Generative personalization
Personalization today is limited to ads or media content rendered in a fixed app layout. To understand this, consider the prerequisites for building a fully personalized website today.
First, you must segment your users into cohorts. Then, you must imagine all the various variants of your website you want to show each cohort. Next, you build multiple components for each variant of your website separately. If you're using a frontend component framework like React, you abuse conditional rendering to display different components per cohort. You’re left with if statements scattered across your codebase that scale with the number of cohorts and user journeys you want to personalize.
As a result, you create cohorts that reflect technical feasibility rather than ones that reflect user needs. You make two or three variations of landing page text. Two or three variants of buttons for CTAs. Two or three variants of page layouts. You hope all our users fit into two or three cohorts. It's just not feasible to do more.
Until now.
Language models allow us to personalize deeper aspects like content, layout, or functionality for dynamically generated cohorts.

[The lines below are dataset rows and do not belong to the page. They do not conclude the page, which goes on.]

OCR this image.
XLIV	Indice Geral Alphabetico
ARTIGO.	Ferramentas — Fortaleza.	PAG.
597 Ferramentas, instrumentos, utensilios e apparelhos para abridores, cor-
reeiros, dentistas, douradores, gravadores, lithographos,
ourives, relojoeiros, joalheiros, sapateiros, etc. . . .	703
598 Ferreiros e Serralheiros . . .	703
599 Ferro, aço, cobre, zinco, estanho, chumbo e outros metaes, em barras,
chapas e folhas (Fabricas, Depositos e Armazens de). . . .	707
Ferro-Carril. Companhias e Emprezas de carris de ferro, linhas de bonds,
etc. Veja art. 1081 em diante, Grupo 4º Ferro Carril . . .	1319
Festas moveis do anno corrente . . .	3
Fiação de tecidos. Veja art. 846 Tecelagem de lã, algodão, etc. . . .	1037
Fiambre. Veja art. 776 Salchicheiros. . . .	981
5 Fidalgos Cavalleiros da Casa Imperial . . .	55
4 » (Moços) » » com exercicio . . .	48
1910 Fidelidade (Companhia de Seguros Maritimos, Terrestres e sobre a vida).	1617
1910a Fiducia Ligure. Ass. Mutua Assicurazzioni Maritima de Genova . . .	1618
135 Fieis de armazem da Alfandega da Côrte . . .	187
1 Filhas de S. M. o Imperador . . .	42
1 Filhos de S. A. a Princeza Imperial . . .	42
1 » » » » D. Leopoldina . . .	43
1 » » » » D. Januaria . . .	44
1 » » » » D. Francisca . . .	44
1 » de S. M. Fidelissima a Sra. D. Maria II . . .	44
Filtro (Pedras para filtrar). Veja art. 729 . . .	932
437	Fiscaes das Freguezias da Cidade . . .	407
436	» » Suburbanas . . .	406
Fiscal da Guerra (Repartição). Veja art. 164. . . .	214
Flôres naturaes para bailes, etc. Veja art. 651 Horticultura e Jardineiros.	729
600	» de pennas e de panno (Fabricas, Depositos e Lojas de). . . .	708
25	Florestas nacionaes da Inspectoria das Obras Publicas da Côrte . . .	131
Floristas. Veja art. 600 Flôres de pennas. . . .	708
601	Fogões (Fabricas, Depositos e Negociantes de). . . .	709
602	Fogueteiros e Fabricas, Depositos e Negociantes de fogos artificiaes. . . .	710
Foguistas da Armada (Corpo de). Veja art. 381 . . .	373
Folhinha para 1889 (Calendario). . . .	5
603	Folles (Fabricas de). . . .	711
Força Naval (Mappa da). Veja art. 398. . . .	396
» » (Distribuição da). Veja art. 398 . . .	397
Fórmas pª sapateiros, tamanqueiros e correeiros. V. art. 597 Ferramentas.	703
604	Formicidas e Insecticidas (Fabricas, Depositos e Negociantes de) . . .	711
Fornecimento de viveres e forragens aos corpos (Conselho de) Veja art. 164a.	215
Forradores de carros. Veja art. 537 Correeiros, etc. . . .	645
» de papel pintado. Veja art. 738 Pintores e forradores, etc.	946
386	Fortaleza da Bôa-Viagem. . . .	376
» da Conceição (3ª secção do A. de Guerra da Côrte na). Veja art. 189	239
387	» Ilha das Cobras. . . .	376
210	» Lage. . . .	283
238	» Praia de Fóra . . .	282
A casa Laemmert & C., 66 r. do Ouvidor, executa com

Two things make this possible: 1) Language models are very good at writing code, and 2) they are good at understanding user intent.
These two advancements combined mean that we can selectively render bespoke user journeys based on what users are doing on our website. We can test several variations of our website and have a more granular view of what works. Coframe is a good example of a tool that lets you do this for text. I’m interested in tools that let us do this for all web page elements.
AI native web browsers
New web experiences follow new web browser capabilities.
AJAX paved the way for interactive and real-time web apps, making services like Gmail and Google Maps possible.
WebGL opened the door to immersive 3D web experiences, leading to virtual reality (VR) apps and interactive visualizations.
WebRTC led to video conferencing tools like Zoom.
WebAssembly lets web apps run as fast as native apps, making performance-sensitive apps like Figma possible.
Following this history, WebGPU will allow native AI features in the browser that possibly use local AI models. This will have two effects:
- Browsers will ship with a set of baseline AI features: These features fall into the bucket of things that don't need user context or application-specific data. For example, writing copilots will be inserted into every text box in the browser. They'll always be available; developers don't have to implement this in their apps. This is similar to how browsers natively ship with autocomplete or embedded language translation.
- Browsers go from simply displaying information to agents executing browsing actions for you. Arc Search's recent launch is a good example of this.
Better creators, better consumers
We switch back and forth between creator mode and consumer mode on the web. Both modes are more enjoyable when we create and consume content in ways that we find more natural. That is the promise of AI-powered web experiences.
The examples in this post assume that AI improves discrete layers of the stack: content, websites, and web browsers. In reality, progress at one layer interacts and compounds with progress at other layers. Ultimately, so many emergent benefits will be hard to predict today.